Freitag, 26. März 2021

Onkel Pepe

 



Jerez de la Frontera ist eine Stadt, die man mit wachen Augen und voller Neugier erobern muss.

Sie gilt nicht nur als die Wiege des Flamenco und des Cherry, sie ist auch der Sitz der königlich andalusischen Reitschule, auf die das spanische Königshaus sehr stolz ist.

Wenn einen all das interessiert, hat Jerez viel zu bieten.

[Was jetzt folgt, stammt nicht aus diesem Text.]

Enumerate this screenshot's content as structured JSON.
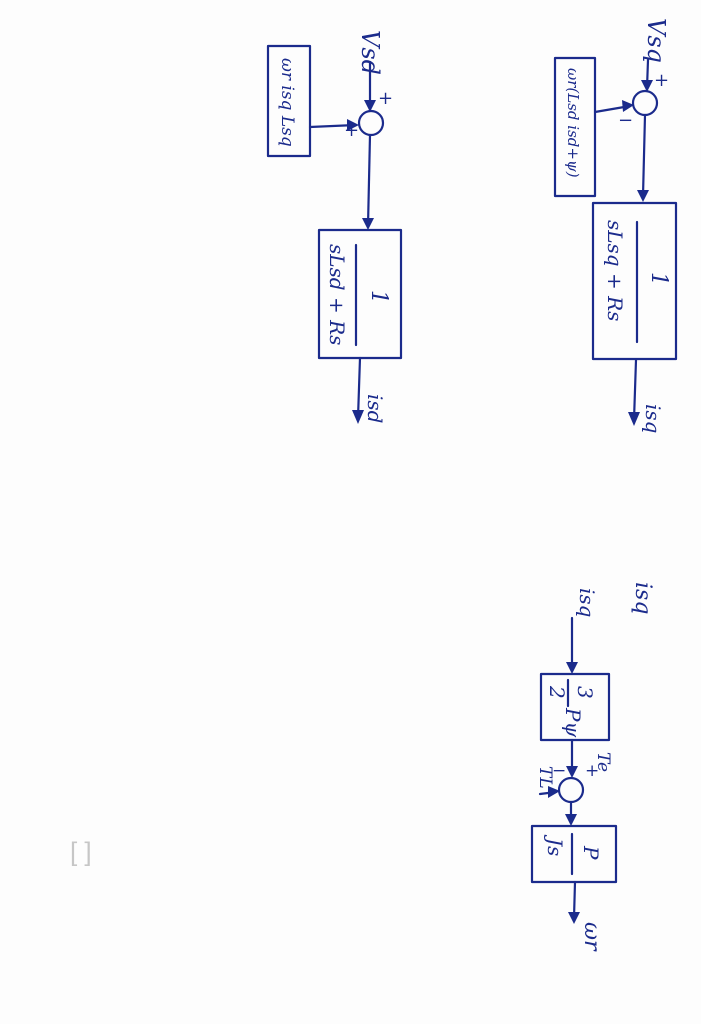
{
  "diagram": {
    "d_axis": {
      "input": "Vsd",
      "output": "isd",
      "feedforward": "ωr isq Lsq",
      "signs": [
        "+",
        "+"
      ],
      "block": {
        "numerator": "1",
        "denominator": "sLsd + Rs"
      }
    },
    "q_axis": {
      "input": "Vsq",
      "output": "isq",
      "feedforward": "ωr(Lsd isd+ψ)",
      "signs": [
        "+",
        "−"
      ],
      "block": {
        "numerator": "1",
        "denominator": "sLsq + Rs"
      }
    },
    "mechanical": {
      "input": "isq",
      "input_scribble": "isq",
      "torque_block": {
        "numerator": "3",
        "denominator": "2",
        "factor": "Pψ"
      },
      "electric_torque": "Te",
      "load_torque": "TL",
      "signs": [
        "+",
        "−"
      ],
      "inertia_block": {
        "numerator": "P",
        "denominator": "Js"
      },
      "output": "ωr"
    }
  }
}
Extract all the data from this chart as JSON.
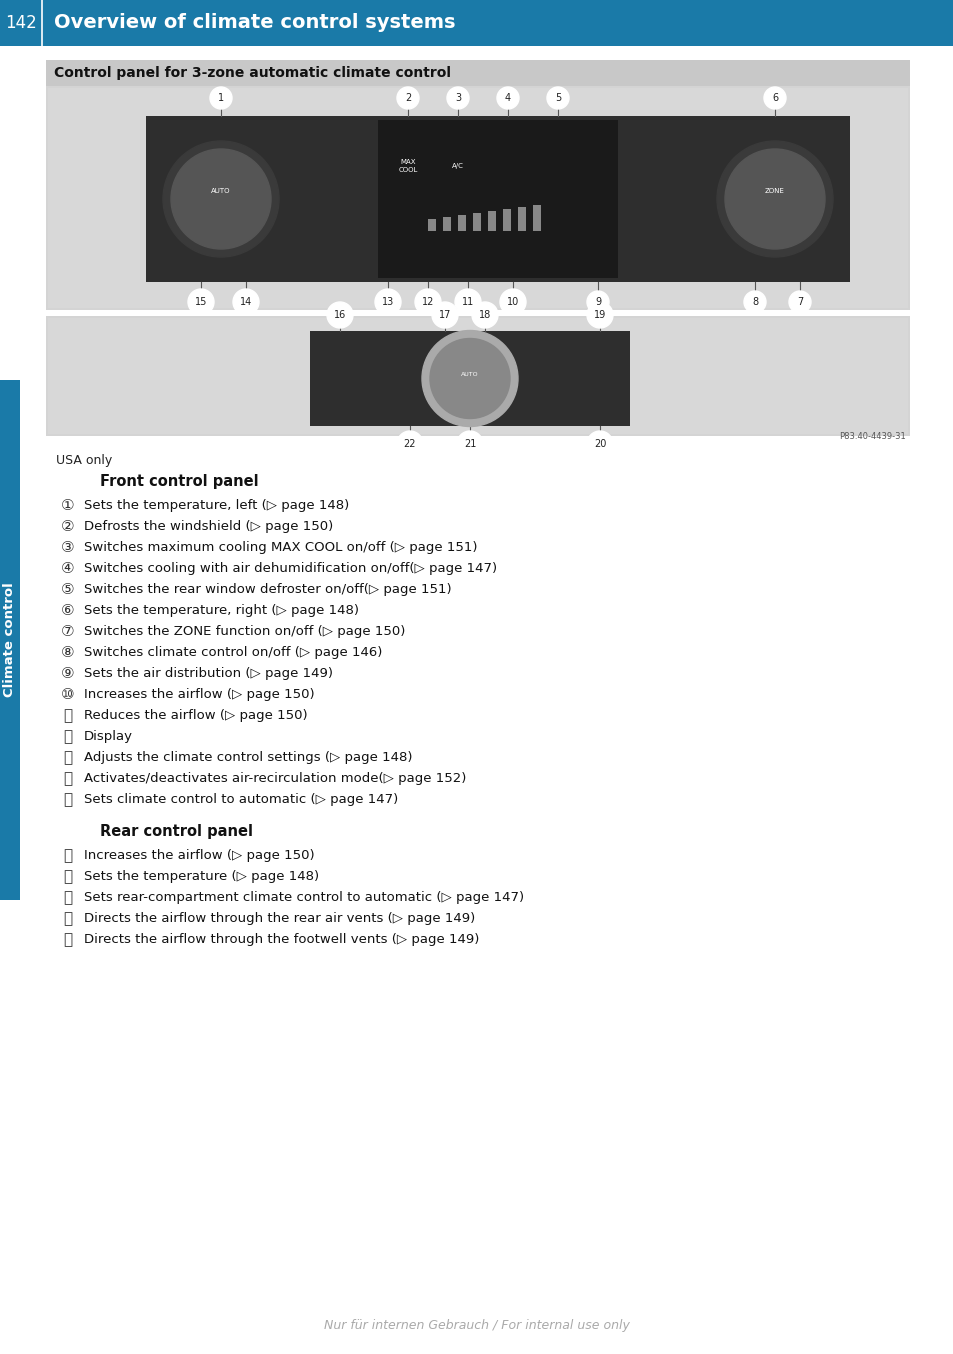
{
  "page_number": "142",
  "header_title": "Overview of climate control systems",
  "header_bg": "#1a7aa8",
  "header_text_color": "#ffffff",
  "sidebar_label": "Climate control",
  "sidebar_color": "#1a7aa8",
  "panel_box_title": "Control panel for 3-zone automatic climate control",
  "panel_box_bg": "#c8c8c8",
  "usa_only": "USA only",
  "front_panel_header": "Front control panel",
  "rear_panel_header": "Rear control panel",
  "front_items": [
    [
      "①",
      "Sets the temperature, left (▷ page 148)"
    ],
    [
      "②",
      "Defrosts the windshield (▷ page 150)"
    ],
    [
      "③",
      "Switches maximum cooling MAX COOL on/off (▷ page 151)"
    ],
    [
      "④",
      "Switches cooling with air dehumidification on/off(▷ page 147)"
    ],
    [
      "⑤",
      "Switches the rear window defroster on/off(▷ page 151)"
    ],
    [
      "⑥",
      "Sets the temperature, right (▷ page 148)"
    ],
    [
      "⑦",
      "Switches the ZONE function on/off (▷ page 150)"
    ],
    [
      "⑧",
      "Switches climate control on/off (▷ page 146)"
    ],
    [
      "⑨",
      "Sets the air distribution (▷ page 149)"
    ],
    [
      "⑩",
      "Increases the airflow (▷ page 150)"
    ],
    [
      "⑪",
      "Reduces the airflow (▷ page 150)"
    ],
    [
      "⑫",
      "Display"
    ],
    [
      "⑬",
      "Adjusts the climate control settings (▷ page 148)"
    ],
    [
      "⑭",
      "Activates/deactivates air-recirculation mode(▷ page 152)"
    ],
    [
      "⑮",
      "Sets climate control to automatic (▷ page 147)"
    ]
  ],
  "rear_items": [
    [
      "⑯",
      "Increases the airflow (▷ page 150)"
    ],
    [
      "⑰",
      "Sets the temperature (▷ page 148)"
    ],
    [
      "⑱",
      "Sets rear-compartment climate control to automatic (▷ page 147)"
    ],
    [
      "⑲",
      "Directs the airflow through the rear air vents (▷ page 149)"
    ],
    [
      "⑳",
      "Directs the airflow through the footwell vents (▷ page 149)"
    ]
  ],
  "watermark": "Nur für internen Gebrauch / For internal use only",
  "image_ref": "P83.40-4439-31",
  "bg_color": "#ffffff",
  "img_bg": "#d4d4d4",
  "panel_dark": "#2e2e2e",
  "dial_color": "#4a4a4a",
  "dial_ring_color": "#888888",
  "item_font_size": 9.5,
  "circle_num_font_size": 11
}
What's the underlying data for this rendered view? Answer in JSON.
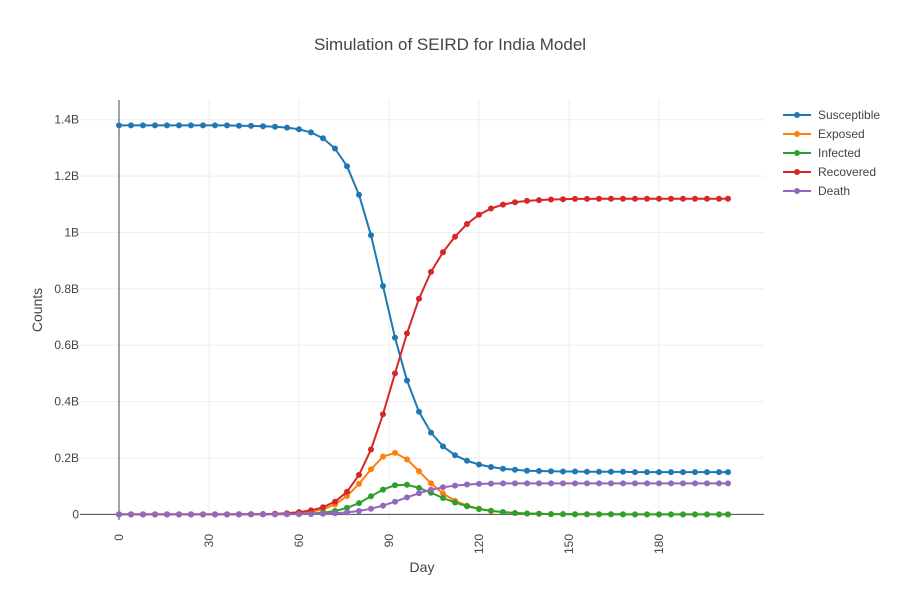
{
  "chart_data": {
    "type": "line",
    "title": "Simulation of SEIRD for India Model",
    "xlabel": "Day",
    "ylabel": "Counts",
    "xlim": [
      -13,
      215
    ],
    "ylim": [
      -0.02,
      1.47
    ],
    "x_ticks": [
      0,
      30,
      60,
      90,
      120,
      150,
      180
    ],
    "y_ticks": [
      {
        "value": 0,
        "label": "0"
      },
      {
        "value": 0.2,
        "label": "0.2B"
      },
      {
        "value": 0.4,
        "label": "0.4B"
      },
      {
        "value": 0.6,
        "label": "0.6B"
      },
      {
        "value": 0.8,
        "label": "0.8B"
      },
      {
        "value": 1.0,
        "label": "1B"
      },
      {
        "value": 1.2,
        "label": "1.2B"
      },
      {
        "value": 1.4,
        "label": "1.4B"
      }
    ],
    "y_unit": "billions",
    "grid": true,
    "legend_position": "top-right",
    "markers": true,
    "x": [
      0,
      4,
      8,
      12,
      16,
      20,
      24,
      28,
      32,
      36,
      40,
      44,
      48,
      52,
      56,
      60,
      64,
      68,
      72,
      76,
      80,
      84,
      88,
      92,
      96,
      100,
      104,
      108,
      112,
      116,
      120,
      124,
      128,
      132,
      136,
      140,
      144,
      148,
      152,
      156,
      160,
      164,
      168,
      172,
      176,
      180,
      184,
      188,
      192,
      196,
      200,
      203
    ],
    "series": [
      {
        "name": "Susceptible",
        "color": "#1f77b4",
        "values": [
          1.38,
          1.38,
          1.38,
          1.38,
          1.38,
          1.38,
          1.38,
          1.38,
          1.38,
          1.38,
          1.379,
          1.378,
          1.377,
          1.375,
          1.372,
          1.366,
          1.355,
          1.334,
          1.298,
          1.235,
          1.134,
          0.99,
          0.81,
          0.627,
          0.475,
          0.364,
          0.29,
          0.241,
          0.21,
          0.19,
          0.177,
          0.168,
          0.162,
          0.158,
          0.155,
          0.154,
          0.153,
          0.152,
          0.152,
          0.151,
          0.151,
          0.151,
          0.151,
          0.15,
          0.15,
          0.15,
          0.15,
          0.15,
          0.15,
          0.15,
          0.15,
          0.15
        ]
      },
      {
        "name": "Exposed",
        "color": "#ff7f0e",
        "values": [
          0,
          0,
          0,
          0,
          0,
          0,
          0,
          0,
          0,
          0,
          0.0001,
          0.0002,
          0.0005,
          0.001,
          0.002,
          0.004,
          0.009,
          0.018,
          0.035,
          0.065,
          0.108,
          0.16,
          0.205,
          0.218,
          0.195,
          0.153,
          0.11,
          0.074,
          0.048,
          0.031,
          0.02,
          0.012,
          0.008,
          0.005,
          0.003,
          0.002,
          0.001,
          0.001,
          0.0005,
          0.0003,
          0.0002,
          0.0001,
          0.0001,
          0,
          0,
          0,
          0,
          0,
          0,
          0,
          0,
          0
        ]
      },
      {
        "name": "Infected",
        "color": "#2ca02c",
        "values": [
          0,
          0,
          0,
          0,
          0,
          0,
          0,
          0,
          0,
          0,
          0,
          0.0001,
          0.0002,
          0.0004,
          0.0008,
          0.0016,
          0.003,
          0.006,
          0.012,
          0.023,
          0.04,
          0.064,
          0.088,
          0.103,
          0.105,
          0.094,
          0.077,
          0.058,
          0.042,
          0.029,
          0.019,
          0.013,
          0.008,
          0.005,
          0.003,
          0.002,
          0.001,
          0.001,
          0.0005,
          0.0003,
          0.0002,
          0.0001,
          0,
          0,
          0,
          0,
          0,
          0,
          0,
          0,
          0,
          0
        ]
      },
      {
        "name": "Recovered",
        "color": "#d62728",
        "values": [
          0,
          0,
          0,
          0,
          0,
          0,
          0,
          0,
          0,
          0,
          0.0003,
          0.0007,
          0.001,
          0.002,
          0.004,
          0.008,
          0.014,
          0.025,
          0.045,
          0.08,
          0.14,
          0.23,
          0.355,
          0.5,
          0.642,
          0.765,
          0.86,
          0.93,
          0.985,
          1.03,
          1.063,
          1.085,
          1.099,
          1.107,
          1.112,
          1.115,
          1.117,
          1.118,
          1.119,
          1.119,
          1.12,
          1.12,
          1.12,
          1.12,
          1.12,
          1.12,
          1.12,
          1.12,
          1.12,
          1.12,
          1.12,
          1.12
        ]
      },
      {
        "name": "Death",
        "color": "#9467bd",
        "values": [
          0,
          0,
          0,
          0,
          0,
          0,
          0,
          0,
          0,
          0,
          0,
          0,
          0,
          0.0002,
          0.0004,
          0.0008,
          0.0014,
          0.0025,
          0.004,
          0.007,
          0.012,
          0.02,
          0.031,
          0.045,
          0.06,
          0.075,
          0.087,
          0.096,
          0.102,
          0.106,
          0.108,
          0.109,
          0.11,
          0.11,
          0.11,
          0.11,
          0.11,
          0.11,
          0.11,
          0.11,
          0.11,
          0.11,
          0.11,
          0.11,
          0.11,
          0.11,
          0.11,
          0.11,
          0.11,
          0.11,
          0.11,
          0.11
        ]
      }
    ]
  }
}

Es gäbe also viel zu sehen und zu erleben, wenn da nicht Corona wäre und die Tatsache, dass wir einfach stadtmüde sind. Wir haben in den letzten Wochen einige Städte kennengelernt. Alle waren schön, spannend, aufregend. Aber wieviel von dieser Schönheit kann der Mensch kurz hintereinander aufnehmen und verarbeiten?

Jerez ist nun, zugegebenermaßen, eher Pflichtprogramm.

Vom Stellplatz sind es etwa 4,5 Km bis zum Stadtzentrum. Da die Gegend eher flach ist, holen wir die Räder heraus und radeln schöne, Baum bestandene Alleen auf gut gekennzeichneten Radwegen entlang. Am

Parque Gonzales Hontoria halten wir kurz an. Viele Menschen sind hier zugange, anscheinend findet ein Antik- und Trödelmarkt statt.




Wir drehen eine kurze Runde und das ist unsere Ausbeute – natürlich nur virtuell. Praktisch haben wir keinen Platz für Stehrumchen.








Gegenüber dem Convento Santo Domingo schließen wir die Räder an und laufen hinein in die Fußgängerzone der Altstadt.

Überall sind Bars und Restaurants geöffnet und gut besucht, die Leute flanieren – vorschriftsmäßig mit Maske – und es geht fröhlich zu.



Aus den Kirchen strömen Familien mit Babys, anscheinend ist Taufsonntag.



Kurz vor der Alcazaba tauchen Droschken auf, die uns zum Mitfahren einladen.



Wir lehnen dankend ab und umrunden die alte maurische Festung, die leider geschlossen ist. Gerade noch so gelingt uns ein Blick in den Innenhof, bevor der Wachmann uns die Tür vor der Nase zu macht.





Durch den kleinen Orangenhain vor ihrem Eingang schlendern wir hinüber zur
Kathedrale.




Unterwegs treffen wir auf Tio Pepe – Onkel Pepe.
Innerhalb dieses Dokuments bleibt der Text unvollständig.